2024-12-11T07:09:55-01:00
advent of code aoc2024 haskell

Advent of Code day 11 “Plutonian Pebbles”, is a simple little implementation problem that needs a little thought before cranking up the iterations for part 2. And a few imports to get the literate Haskell started.

import Control.Arrow ((&&&))
import Control.Monad.State.Strict (State,gets,modify,evalState)
import qualified Data.Map.Strict as Map

Parsing is dead simple: space-separated integers.

parse :: String -> [Int]
parse = map read . words

A single stone gives way to one or two resulting stones, directly as the problem statement says:

change :: Int -> [Int]
change 0 = [1]
change n =
  let s = show n in
  if even (length s)
  then let (l,r) = splitAt (length s `div` 2) s in [read l,read r]
  else [n * 2024]

Blinking gets the entire line updated.

blink :: [Int] -> [Int]
blink = concatMap change

We solve the problem by counting the resulting stones after 25 blinks.

part1 :: [Int] -> Int
part1 = length . (!!25) . iterate blink

For part 2, the resulting number of stones can easily get larger than I can individually keep track of in RAM. So we’ll stop simulating, and merely count. We’ll want to memoize on a pair of remaining iteration count and starting integer, else we’d end up simulating again, just on the stack instead of a dedicated list structure, which wouldn’t be any better in terms of RAM.

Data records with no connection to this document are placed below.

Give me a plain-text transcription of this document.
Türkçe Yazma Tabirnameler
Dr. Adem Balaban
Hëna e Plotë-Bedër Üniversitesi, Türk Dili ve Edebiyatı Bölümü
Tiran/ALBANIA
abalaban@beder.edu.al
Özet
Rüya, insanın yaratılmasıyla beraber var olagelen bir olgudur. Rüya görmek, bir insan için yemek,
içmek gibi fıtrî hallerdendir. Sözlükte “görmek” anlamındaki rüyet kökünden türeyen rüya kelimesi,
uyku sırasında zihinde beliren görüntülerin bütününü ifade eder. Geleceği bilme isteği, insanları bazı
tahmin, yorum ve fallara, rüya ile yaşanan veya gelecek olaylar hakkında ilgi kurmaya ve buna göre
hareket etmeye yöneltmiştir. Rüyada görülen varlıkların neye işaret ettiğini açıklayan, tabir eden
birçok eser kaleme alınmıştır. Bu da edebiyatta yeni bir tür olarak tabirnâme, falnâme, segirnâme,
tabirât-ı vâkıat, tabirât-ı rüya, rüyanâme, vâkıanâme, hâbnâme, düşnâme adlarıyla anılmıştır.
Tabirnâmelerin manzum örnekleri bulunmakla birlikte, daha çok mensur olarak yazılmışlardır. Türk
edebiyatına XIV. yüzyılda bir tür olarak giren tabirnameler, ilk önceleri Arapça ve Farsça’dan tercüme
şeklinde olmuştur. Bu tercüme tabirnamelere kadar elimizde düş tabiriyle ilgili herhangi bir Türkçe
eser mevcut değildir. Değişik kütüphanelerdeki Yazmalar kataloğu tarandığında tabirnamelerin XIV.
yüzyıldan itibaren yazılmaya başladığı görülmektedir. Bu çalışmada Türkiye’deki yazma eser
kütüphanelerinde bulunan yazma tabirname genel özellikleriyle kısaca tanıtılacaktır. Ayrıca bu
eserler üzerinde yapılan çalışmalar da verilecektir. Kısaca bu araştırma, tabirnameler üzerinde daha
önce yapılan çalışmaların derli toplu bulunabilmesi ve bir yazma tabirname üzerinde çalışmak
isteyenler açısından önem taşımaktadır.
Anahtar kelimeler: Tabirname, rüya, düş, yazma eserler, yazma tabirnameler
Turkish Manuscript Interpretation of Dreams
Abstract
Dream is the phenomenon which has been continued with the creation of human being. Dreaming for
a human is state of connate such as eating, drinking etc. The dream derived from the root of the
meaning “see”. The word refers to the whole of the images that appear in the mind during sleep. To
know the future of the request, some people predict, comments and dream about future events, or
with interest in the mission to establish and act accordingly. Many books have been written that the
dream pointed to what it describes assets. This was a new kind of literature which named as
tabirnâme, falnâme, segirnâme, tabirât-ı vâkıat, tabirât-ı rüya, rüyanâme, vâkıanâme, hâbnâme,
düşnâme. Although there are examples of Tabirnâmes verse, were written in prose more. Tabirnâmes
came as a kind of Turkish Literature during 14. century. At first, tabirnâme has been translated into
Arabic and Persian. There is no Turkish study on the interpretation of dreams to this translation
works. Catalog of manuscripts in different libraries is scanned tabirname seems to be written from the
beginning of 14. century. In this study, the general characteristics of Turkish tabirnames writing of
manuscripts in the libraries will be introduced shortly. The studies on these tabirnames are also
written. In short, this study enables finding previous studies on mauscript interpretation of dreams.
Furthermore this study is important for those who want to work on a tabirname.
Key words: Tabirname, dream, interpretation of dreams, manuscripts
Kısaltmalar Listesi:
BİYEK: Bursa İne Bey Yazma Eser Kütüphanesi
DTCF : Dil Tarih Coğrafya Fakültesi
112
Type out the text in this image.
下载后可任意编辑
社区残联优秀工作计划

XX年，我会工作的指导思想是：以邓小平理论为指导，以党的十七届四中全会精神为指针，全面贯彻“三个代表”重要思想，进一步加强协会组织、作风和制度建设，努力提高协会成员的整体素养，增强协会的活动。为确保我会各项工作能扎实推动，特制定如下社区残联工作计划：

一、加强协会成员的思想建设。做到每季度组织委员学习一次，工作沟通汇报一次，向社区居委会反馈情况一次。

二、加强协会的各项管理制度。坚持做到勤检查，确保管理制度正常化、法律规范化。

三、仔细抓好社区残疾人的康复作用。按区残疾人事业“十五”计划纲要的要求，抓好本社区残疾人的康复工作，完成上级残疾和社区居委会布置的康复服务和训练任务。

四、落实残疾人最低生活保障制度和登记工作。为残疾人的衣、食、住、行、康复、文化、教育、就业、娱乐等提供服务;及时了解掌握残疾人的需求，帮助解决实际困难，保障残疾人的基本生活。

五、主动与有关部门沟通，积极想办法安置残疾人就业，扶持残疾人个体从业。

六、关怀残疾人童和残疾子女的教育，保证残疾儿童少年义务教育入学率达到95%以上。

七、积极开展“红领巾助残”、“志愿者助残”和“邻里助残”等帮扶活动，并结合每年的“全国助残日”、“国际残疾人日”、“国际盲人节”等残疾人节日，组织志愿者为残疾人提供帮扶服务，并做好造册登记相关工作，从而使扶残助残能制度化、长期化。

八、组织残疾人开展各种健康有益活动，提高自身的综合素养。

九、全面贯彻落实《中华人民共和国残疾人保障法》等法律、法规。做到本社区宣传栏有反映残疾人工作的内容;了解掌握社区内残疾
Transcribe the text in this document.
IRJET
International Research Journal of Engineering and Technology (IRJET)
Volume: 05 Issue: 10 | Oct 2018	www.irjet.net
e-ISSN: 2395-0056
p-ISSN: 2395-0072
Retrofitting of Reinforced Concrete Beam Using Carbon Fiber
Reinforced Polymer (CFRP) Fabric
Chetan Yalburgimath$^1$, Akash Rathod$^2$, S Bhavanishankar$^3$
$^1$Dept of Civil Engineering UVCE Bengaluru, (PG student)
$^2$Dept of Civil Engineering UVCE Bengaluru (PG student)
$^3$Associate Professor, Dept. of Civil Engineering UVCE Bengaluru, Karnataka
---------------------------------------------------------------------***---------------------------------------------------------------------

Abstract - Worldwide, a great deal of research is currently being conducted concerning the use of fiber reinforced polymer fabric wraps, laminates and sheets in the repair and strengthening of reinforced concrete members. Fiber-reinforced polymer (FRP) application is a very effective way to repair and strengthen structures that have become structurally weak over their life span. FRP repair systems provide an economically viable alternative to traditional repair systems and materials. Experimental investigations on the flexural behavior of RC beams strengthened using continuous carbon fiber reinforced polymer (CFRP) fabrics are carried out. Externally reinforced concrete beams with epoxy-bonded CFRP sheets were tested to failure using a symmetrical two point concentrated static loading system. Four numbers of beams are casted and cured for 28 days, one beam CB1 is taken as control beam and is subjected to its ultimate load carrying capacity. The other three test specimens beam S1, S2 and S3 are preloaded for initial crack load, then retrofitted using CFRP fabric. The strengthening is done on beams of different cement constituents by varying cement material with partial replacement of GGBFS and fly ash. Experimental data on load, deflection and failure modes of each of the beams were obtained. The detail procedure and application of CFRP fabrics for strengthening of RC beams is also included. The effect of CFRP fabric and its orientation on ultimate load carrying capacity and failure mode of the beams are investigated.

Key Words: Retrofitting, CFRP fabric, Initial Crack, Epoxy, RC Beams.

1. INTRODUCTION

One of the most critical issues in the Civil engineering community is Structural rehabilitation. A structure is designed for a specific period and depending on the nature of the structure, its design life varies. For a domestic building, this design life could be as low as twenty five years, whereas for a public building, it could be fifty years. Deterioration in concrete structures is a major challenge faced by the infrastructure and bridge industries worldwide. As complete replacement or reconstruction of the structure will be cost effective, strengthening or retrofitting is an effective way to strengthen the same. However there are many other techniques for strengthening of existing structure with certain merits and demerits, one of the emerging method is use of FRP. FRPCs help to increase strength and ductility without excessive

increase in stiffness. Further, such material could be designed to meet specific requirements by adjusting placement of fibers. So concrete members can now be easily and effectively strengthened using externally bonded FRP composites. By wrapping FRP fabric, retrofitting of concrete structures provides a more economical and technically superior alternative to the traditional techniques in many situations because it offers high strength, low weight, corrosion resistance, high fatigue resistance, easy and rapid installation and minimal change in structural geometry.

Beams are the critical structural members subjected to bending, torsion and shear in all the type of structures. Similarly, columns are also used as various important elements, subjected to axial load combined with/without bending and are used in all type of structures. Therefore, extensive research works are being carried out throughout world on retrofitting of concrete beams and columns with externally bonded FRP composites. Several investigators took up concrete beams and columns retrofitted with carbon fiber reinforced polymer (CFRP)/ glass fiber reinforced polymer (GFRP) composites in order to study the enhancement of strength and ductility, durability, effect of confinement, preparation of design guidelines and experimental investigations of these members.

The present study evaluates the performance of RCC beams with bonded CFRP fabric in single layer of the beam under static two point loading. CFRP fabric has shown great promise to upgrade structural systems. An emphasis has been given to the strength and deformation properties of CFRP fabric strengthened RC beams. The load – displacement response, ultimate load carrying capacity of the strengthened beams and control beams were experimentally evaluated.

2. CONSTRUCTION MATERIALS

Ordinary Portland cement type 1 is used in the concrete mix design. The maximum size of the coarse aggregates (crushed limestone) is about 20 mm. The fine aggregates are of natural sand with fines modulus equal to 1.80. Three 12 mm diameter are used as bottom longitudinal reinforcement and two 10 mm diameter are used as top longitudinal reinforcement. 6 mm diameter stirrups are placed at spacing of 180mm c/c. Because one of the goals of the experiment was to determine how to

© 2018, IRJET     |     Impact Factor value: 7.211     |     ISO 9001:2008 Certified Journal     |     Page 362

blink2 :: Int -> Int -> State (Map.Map (Int,Int) Int) Int
blink2 0 _ = pure 1
blink2 i n = gets (Map.lookup (i,n)) >>= \case
  Just r -> pure r
  Nothing -> do
    r <- sum <$> mapM (blink2 (i-1)) (change n)
    modify (Map.insert (i,n) r)
    pure r

It’s semi-noteworthy the first match case (something 0 yields something 1) looks very similar to the one in the change function. That’s a pure coincidence: in change it’s a given by the problem statement that a stone marked 0 changes into a stone marked 1; for blink2 it merely means no matter what’s written on a stone, if we blink 0 times, it’ll result in a count of 1 stone.

part2 :: [Int] -> Int
part2 ns = evalState (sum <$> mapM (blink2 75) ns) Map.empty

And we’re done for the code. A little wrapper to invoke it all concludes it.

main :: IO ()
main = interact $ show . (part1 &&& part2) . parse

This solves today’s problem. See you tomorrow!